The Beau recently attended a Bookseller’s trade show and conference in Ulm, and I was able to tag along. Before we left, neither of us knew much about the city except where it lies (on the other side of Augsburg, before Stuttgart) and that it has a very large and impressive cathedral. With hardly any expectations, I set off on my own haphazard walking tour so see what I might come across.
On the surface, Ulm looks just like one of those standard-issue German Cities, which resemble each other so much that they begin to lose their unique qualities.* But once you start to wander off the main roads there are lovely parts to it, such as the Fishermen’s Quarter with its old timbered houses, cobblestones alleys and waterways.
The Schiefes Haus (Crooked House), built in the 1400s, leans about 10° but is still in use today as a hotel.
Two women in front of the Münster (cathedral).
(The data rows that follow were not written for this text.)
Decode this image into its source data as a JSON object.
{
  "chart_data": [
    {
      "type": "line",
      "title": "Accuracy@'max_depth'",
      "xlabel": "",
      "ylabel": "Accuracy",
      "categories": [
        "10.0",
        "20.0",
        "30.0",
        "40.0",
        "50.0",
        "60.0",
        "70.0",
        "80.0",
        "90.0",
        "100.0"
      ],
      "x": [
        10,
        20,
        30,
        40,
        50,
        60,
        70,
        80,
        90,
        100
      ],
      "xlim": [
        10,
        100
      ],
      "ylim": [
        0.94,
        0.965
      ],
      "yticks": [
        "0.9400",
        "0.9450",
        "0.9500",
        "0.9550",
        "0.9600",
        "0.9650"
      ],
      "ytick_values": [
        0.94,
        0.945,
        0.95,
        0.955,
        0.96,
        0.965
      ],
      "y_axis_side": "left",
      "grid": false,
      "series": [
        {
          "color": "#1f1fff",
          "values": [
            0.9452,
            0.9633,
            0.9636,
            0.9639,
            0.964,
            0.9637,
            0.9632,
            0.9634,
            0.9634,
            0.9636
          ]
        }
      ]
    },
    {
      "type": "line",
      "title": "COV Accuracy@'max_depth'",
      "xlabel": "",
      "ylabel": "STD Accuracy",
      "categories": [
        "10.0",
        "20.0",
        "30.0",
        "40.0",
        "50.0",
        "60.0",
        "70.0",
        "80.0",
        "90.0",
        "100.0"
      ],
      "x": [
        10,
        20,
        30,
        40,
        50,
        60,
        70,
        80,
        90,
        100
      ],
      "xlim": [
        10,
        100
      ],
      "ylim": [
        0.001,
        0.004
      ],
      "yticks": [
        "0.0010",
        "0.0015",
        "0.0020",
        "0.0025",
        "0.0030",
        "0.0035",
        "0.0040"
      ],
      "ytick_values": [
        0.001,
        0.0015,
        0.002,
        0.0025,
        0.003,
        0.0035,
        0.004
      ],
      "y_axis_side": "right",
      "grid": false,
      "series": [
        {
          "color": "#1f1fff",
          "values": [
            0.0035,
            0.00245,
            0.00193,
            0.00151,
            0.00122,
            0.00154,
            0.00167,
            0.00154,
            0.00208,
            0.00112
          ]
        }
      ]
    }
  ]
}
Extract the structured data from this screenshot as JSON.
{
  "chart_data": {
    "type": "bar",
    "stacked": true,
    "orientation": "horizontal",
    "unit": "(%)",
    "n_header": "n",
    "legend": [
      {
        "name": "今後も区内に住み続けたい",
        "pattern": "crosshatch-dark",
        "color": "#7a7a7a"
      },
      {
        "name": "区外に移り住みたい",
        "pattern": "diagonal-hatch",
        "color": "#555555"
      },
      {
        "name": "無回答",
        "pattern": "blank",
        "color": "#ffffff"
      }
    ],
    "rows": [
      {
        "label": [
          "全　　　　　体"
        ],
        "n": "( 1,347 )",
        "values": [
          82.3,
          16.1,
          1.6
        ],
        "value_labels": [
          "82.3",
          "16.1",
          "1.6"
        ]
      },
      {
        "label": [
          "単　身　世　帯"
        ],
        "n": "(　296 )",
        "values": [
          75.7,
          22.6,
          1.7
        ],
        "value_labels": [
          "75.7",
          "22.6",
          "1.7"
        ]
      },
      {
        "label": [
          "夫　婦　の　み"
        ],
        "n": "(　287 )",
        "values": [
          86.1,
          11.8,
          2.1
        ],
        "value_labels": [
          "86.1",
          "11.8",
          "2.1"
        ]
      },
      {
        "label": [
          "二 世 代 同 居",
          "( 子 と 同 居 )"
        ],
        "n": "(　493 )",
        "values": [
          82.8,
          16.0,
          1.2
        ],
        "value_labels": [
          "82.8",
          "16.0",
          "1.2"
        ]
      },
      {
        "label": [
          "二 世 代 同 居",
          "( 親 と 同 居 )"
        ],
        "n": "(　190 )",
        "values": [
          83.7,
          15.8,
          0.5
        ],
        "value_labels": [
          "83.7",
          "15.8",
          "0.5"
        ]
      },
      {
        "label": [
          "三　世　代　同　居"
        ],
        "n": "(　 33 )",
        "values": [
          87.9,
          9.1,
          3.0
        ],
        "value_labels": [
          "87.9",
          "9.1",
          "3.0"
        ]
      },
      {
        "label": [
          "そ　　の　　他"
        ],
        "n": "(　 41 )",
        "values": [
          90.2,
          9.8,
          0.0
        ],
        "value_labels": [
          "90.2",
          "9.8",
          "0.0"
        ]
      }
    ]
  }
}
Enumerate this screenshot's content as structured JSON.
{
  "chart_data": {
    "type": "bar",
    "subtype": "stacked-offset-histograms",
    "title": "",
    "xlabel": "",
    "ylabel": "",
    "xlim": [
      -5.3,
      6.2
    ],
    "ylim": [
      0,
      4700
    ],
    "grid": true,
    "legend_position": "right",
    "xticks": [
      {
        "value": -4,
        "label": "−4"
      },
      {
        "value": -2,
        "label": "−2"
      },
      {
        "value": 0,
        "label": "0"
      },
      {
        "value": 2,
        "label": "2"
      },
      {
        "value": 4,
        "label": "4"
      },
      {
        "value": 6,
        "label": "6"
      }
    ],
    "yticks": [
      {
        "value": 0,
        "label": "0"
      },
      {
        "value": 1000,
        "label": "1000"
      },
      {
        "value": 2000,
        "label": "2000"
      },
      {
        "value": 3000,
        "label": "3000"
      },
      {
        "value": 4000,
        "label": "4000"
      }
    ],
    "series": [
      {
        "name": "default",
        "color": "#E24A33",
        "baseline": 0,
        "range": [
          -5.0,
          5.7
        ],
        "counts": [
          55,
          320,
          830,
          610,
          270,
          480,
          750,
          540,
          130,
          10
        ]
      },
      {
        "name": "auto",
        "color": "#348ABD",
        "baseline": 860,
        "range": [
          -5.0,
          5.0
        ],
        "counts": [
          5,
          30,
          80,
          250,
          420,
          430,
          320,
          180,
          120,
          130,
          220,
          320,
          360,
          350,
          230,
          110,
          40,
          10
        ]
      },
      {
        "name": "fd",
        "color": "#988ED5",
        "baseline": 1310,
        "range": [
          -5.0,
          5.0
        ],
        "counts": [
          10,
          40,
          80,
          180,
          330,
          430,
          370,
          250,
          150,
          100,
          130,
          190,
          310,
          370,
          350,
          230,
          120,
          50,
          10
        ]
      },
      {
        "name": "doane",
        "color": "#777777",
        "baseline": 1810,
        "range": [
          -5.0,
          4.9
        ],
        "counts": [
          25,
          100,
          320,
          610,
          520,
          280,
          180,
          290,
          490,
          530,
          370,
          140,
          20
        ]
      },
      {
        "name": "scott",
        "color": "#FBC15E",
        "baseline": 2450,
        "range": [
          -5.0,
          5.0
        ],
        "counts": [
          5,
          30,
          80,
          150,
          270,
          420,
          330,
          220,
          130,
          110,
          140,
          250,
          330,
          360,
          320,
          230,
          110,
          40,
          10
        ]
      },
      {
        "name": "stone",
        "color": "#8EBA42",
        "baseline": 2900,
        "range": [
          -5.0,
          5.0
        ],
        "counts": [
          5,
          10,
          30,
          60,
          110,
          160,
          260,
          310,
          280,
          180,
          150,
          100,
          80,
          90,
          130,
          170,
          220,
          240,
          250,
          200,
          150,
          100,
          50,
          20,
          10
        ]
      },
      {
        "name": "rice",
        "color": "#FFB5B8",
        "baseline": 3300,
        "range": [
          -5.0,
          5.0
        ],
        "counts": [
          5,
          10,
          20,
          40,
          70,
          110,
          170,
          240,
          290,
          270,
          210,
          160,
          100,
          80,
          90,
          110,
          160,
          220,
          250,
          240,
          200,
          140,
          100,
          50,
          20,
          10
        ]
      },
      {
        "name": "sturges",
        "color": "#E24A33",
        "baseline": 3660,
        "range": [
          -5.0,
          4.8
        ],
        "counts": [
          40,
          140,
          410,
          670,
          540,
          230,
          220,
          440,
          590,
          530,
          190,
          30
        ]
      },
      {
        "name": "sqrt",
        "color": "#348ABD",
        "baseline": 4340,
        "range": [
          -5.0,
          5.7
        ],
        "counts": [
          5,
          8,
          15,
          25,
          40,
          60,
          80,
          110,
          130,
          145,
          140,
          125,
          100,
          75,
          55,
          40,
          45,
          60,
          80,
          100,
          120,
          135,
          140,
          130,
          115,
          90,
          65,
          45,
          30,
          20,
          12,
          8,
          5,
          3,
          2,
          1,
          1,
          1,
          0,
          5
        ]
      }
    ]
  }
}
The stone one looks annoyed with the one talking on her mobile phone.
An unusual addition to an old medieval city; the municipal public library is housed in a glass pyramid. Free wi-fi access, but closed on Mondays.
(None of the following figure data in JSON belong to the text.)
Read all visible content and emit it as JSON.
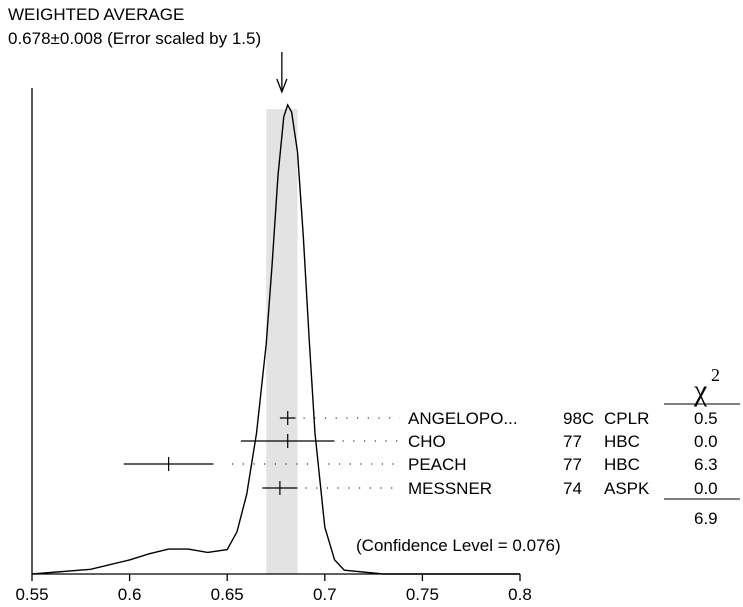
{
  "chart_data": {
    "type": "ideogram",
    "title": "WEIGHTED AVERAGE",
    "subtitle": "0.678±0.008 (Error scaled by 1.5)",
    "weighted_average": {
      "value": 0.678,
      "error": 0.008
    },
    "xlim": [
      0.55,
      0.8
    ],
    "x_ticks": [
      "0.55",
      "0.6",
      "0.65",
      "0.7",
      "0.75",
      "0.8"
    ],
    "chi2_header": "χ",
    "chi2_header_sup": "2",
    "measurements": [
      {
        "author": "ANGELOPO...",
        "year": "98C",
        "tech": "CPLR",
        "chi2": "0.5",
        "value": 0.681,
        "error": 0.004
      },
      {
        "author": "CHO",
        "year": "77",
        "tech": "HBC",
        "chi2": "0.0",
        "value": 0.681,
        "error": 0.024
      },
      {
        "author": "PEACH",
        "year": "77",
        "tech": "HBC",
        "chi2": "6.3",
        "value": 0.62,
        "error": 0.023
      },
      {
        "author": "MESSNER",
        "year": "74",
        "tech": "ASPK",
        "chi2": "0.0",
        "value": 0.677,
        "error": 0.009
      }
    ],
    "chi2_total": "6.9",
    "confidence_level": "(Confidence Level = 0.076)",
    "curve": {
      "x": [
        0.55,
        0.58,
        0.6,
        0.61,
        0.62,
        0.63,
        0.64,
        0.65,
        0.655,
        0.66,
        0.665,
        0.67,
        0.673,
        0.676,
        0.679,
        0.681,
        0.683,
        0.686,
        0.689,
        0.692,
        0.695,
        0.7,
        0.705,
        0.71,
        0.73,
        0.76,
        0.8
      ],
      "y_rel": [
        0.0,
        0.01,
        0.03,
        0.043,
        0.053,
        0.053,
        0.046,
        0.052,
        0.09,
        0.17,
        0.3,
        0.49,
        0.66,
        0.85,
        0.975,
        1.0,
        0.985,
        0.9,
        0.72,
        0.5,
        0.3,
        0.1,
        0.03,
        0.008,
        0.0,
        0.0,
        0.0
      ]
    }
  }
}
On the Donau (Danube River), a solar-powered tourist boat, sponsored by Ulm’s Solar Energy Foundation. There is also a ferry service over the river.
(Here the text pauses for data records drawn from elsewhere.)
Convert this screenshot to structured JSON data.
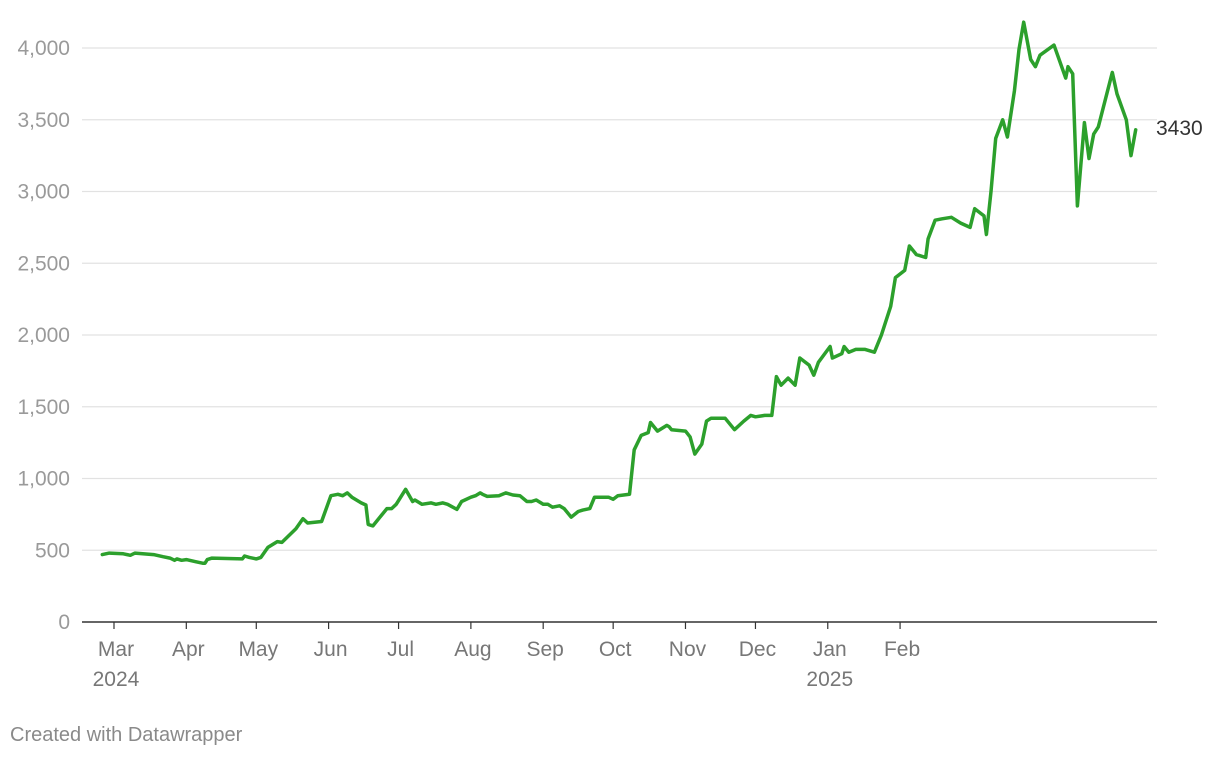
{
  "chart_data": {
    "type": "line",
    "title": "",
    "xlabel": "",
    "ylabel": "",
    "ylim": [
      0,
      4000
    ],
    "yticks": [
      "0",
      "500",
      "1,000",
      "1,500",
      "2,000",
      "2,500",
      "3,000",
      "3,500",
      "4,000"
    ],
    "xticks": [
      {
        "label": "Mar",
        "sub": "2024",
        "date": "2024-03-01"
      },
      {
        "label": "Apr",
        "sub": "",
        "date": "2024-04-01"
      },
      {
        "label": "May",
        "sub": "",
        "date": "2024-05-01"
      },
      {
        "label": "Jun",
        "sub": "",
        "date": "2024-06-01"
      },
      {
        "label": "Jul",
        "sub": "",
        "date": "2024-07-01"
      },
      {
        "label": "Aug",
        "sub": "",
        "date": "2024-08-01"
      },
      {
        "label": "Sep",
        "sub": "",
        "date": "2024-09-01"
      },
      {
        "label": "Oct",
        "sub": "",
        "date": "2024-10-01"
      },
      {
        "label": "Nov",
        "sub": "",
        "date": "2024-11-01"
      },
      {
        "label": "Dec",
        "sub": "",
        "date": "2024-12-01"
      },
      {
        "label": "Jan",
        "sub": "2025",
        "date": "2025-01-01"
      },
      {
        "label": "Feb",
        "sub": "",
        "date": "2025-02-01"
      }
    ],
    "grid": true,
    "line_color": "#2ca02c",
    "end_label": "3430",
    "series": [
      {
        "name": "",
        "points": [
          [
            "2024-02-25",
            470
          ],
          [
            "2024-02-28",
            480
          ],
          [
            "2024-03-05",
            475
          ],
          [
            "2024-03-08",
            465
          ],
          [
            "2024-03-10",
            480
          ],
          [
            "2024-03-18",
            470
          ],
          [
            "2024-03-22",
            455
          ],
          [
            "2024-03-25",
            445
          ],
          [
            "2024-03-27",
            430
          ],
          [
            "2024-03-28",
            440
          ],
          [
            "2024-03-30",
            430
          ],
          [
            "2024-04-01",
            435
          ],
          [
            "2024-04-05",
            420
          ],
          [
            "2024-04-08",
            410
          ],
          [
            "2024-04-09",
            410
          ],
          [
            "2024-04-10",
            435
          ],
          [
            "2024-04-12",
            445
          ],
          [
            "2024-04-25",
            440
          ],
          [
            "2024-04-26",
            460
          ],
          [
            "2024-04-28",
            450
          ],
          [
            "2024-05-01",
            440
          ],
          [
            "2024-05-03",
            450
          ],
          [
            "2024-05-06",
            520
          ],
          [
            "2024-05-10",
            560
          ],
          [
            "2024-05-12",
            555
          ],
          [
            "2024-05-18",
            650
          ],
          [
            "2024-05-21",
            720
          ],
          [
            "2024-05-23",
            690
          ],
          [
            "2024-05-29",
            700
          ],
          [
            "2024-06-02",
            880
          ],
          [
            "2024-06-05",
            890
          ],
          [
            "2024-06-07",
            880
          ],
          [
            "2024-06-09",
            900
          ],
          [
            "2024-06-11",
            870
          ],
          [
            "2024-06-15",
            830
          ],
          [
            "2024-06-17",
            815
          ],
          [
            "2024-06-18",
            680
          ],
          [
            "2024-06-20",
            670
          ],
          [
            "2024-06-24",
            750
          ],
          [
            "2024-06-26",
            790
          ],
          [
            "2024-06-28",
            790
          ],
          [
            "2024-06-30",
            820
          ],
          [
            "2024-07-04",
            925
          ],
          [
            "2024-07-07",
            840
          ],
          [
            "2024-07-08",
            850
          ],
          [
            "2024-07-11",
            820
          ],
          [
            "2024-07-15",
            830
          ],
          [
            "2024-07-17,",
            820
          ],
          [
            "2024-07-20",
            830
          ],
          [
            "2024-07-22",
            820
          ],
          [
            "2024-07-26",
            785
          ],
          [
            "2024-07-28",
            840
          ],
          [
            "2024-08-01",
            870
          ],
          [
            "2024-08-03",
            880
          ],
          [
            "2024-08-05",
            900
          ],
          [
            "2024-08-06",
            890
          ],
          [
            "2024-08-08",
            875
          ],
          [
            "2024-08-13",
            880
          ],
          [
            "2024-08-16",
            900
          ],
          [
            "2024-08-19",
            885
          ],
          [
            "2024-08-22",
            880
          ],
          [
            "2024-08-25",
            840
          ],
          [
            "2024-08-27",
            840
          ],
          [
            "2024-08-29",
            850
          ],
          [
            "2024-09-01",
            820
          ],
          [
            "2024-09-03",
            820
          ],
          [
            "2024-09-05",
            800
          ],
          [
            "2024-09-08",
            810
          ],
          [
            "2024-09-10",
            790
          ],
          [
            "2024-09-13",
            730
          ],
          [
            "2024-09-16",
            770
          ],
          [
            "2024-09-18",
            780
          ],
          [
            "2024-09-21",
            790
          ],
          [
            "2024-09-23",
            870
          ],
          [
            "2024-09-26",
            870
          ],
          [
            "2024-09-29",
            870
          ],
          [
            "2024-10-01",
            855
          ],
          [
            "2024-10-03",
            880
          ],
          [
            "2024-10-08",
            890
          ],
          [
            "2024-10-10",
            1200
          ],
          [
            "2024-10-13",
            1300
          ],
          [
            "2024-10-16",
            1320
          ],
          [
            "2024-10-17",
            1390
          ],
          [
            "2024-10-20",
            1330
          ],
          [
            "2024-10-24",
            1370
          ],
          [
            "2024-10-25",
            1360
          ],
          [
            "2024-10-26",
            1340
          ],
          [
            "2024-11-01",
            1330
          ],
          [
            "2024-11-03",
            1290
          ],
          [
            "2024-11-05",
            1170
          ],
          [
            "2024-11-08",
            1240
          ],
          [
            "2024-11-10",
            1400
          ],
          [
            "2024-11-12",
            1420
          ],
          [
            "2024-11-18",
            1420
          ],
          [
            "2024-11-22",
            1340
          ],
          [
            "2024-11-26",
            1400
          ],
          [
            "2024-11-29",
            1440
          ],
          [
            "2024-12-01",
            1430
          ],
          [
            "2024-12-05",
            1440
          ],
          [
            "2024-12-08",
            1440
          ],
          [
            "2024-12-10",
            1710
          ],
          [
            "2024-12-12",
            1650
          ],
          [
            "2024-12-15",
            1700
          ],
          [
            "2024-12-18",
            1650
          ],
          [
            "2024-12-20",
            1840
          ],
          [
            "2024-12-24",
            1790
          ],
          [
            "2024-12-26",
            1720
          ],
          [
            "2024-12-28",
            1810
          ],
          [
            "2025-01-02",
            1920
          ],
          [
            "2025-01-03",
            1840
          ],
          [
            "2025-01-07",
            1870
          ],
          [
            "2025-01-08",
            1920
          ],
          [
            "2025-01-10",
            1880
          ],
          [
            "2025-01-13",
            1900
          ],
          [
            "2025-01-17",
            1900
          ],
          [
            "2025-01-21",
            1880
          ],
          [
            "2025-01-24",
            2000
          ],
          [
            "2025-01-28",
            2200
          ],
          [
            "2025-01-30",
            2400
          ],
          [
            "2025-02-03",
            2450
          ],
          [
            "2025-02-05",
            2620
          ],
          [
            "2025-02-08",
            2560
          ],
          [
            "2025-02-12",
            2540
          ],
          [
            "2025-02-13",
            2670
          ],
          [
            "2025-02-16",
            2800
          ],
          [
            "2025-02-19",
            2810
          ],
          [
            "2025-02-23",
            2820
          ],
          [
            "2025-02-27",
            2780
          ],
          [
            "2025-03-03",
            2750
          ],
          [
            "2025-03-05",
            2880
          ],
          [
            "2025-03-09",
            2830
          ],
          [
            "2025-03-10",
            2700
          ],
          [
            "2025-03-12",
            3000
          ],
          [
            "2025-03-14",
            3370
          ],
          [
            "2025-03-17",
            3500
          ],
          [
            "2025-03-19",
            3380
          ],
          [
            "2025-03-22",
            3700
          ],
          [
            "2025-03-24",
            3990
          ],
          [
            "2025-03-26",
            4180
          ],
          [
            "2025-03-29",
            3920
          ],
          [
            "2025-03-31",
            3870
          ],
          [
            "2025-04-02",
            3950
          ],
          [
            "2025-04-08",
            4020
          ],
          [
            "2025-04-13",
            3790
          ],
          [
            "2025-04-14",
            3870
          ],
          [
            "2025-04-16",
            3820
          ],
          [
            "2025-04-18",
            2900
          ],
          [
            "2025-04-21",
            3480
          ],
          [
            "2025-04-23",
            3230
          ],
          [
            "2025-04-25",
            3400
          ],
          [
            "2025-04-27",
            3450
          ],
          [
            "2025-05-03",
            3830
          ],
          [
            "2025-05-05",
            3680
          ],
          [
            "2025-05-09",
            3500
          ],
          [
            "2025-05-11",
            3250
          ],
          [
            "2025-05-13",
            3430
          ]
        ]
      }
    ]
  },
  "footer": {
    "credit": "Created with Datawrapper"
  }
}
What lies across the river is Neu-Ulm. Ulm belongs to the state of Baden-Württemberg, Neu-Ulm belongs to Bavaria. (Think of the two Kansas Cities, straddling the state line.) Above, near the riverside park, an outdoor “lounge”.
*We recently heard a comedian on TV tell a joke what went more or less so (here a rough, short version): My girlfriend called me and told me to meet her at the new Italian restaurant in Düsseldorf; she said, you go down the pedestrian zone, pass Tchibo, turn left at Schlecker, and it’s right there next to the H&M. So I followed her directions, got there and waited half and hour for her before I realized, I was in Augsburg.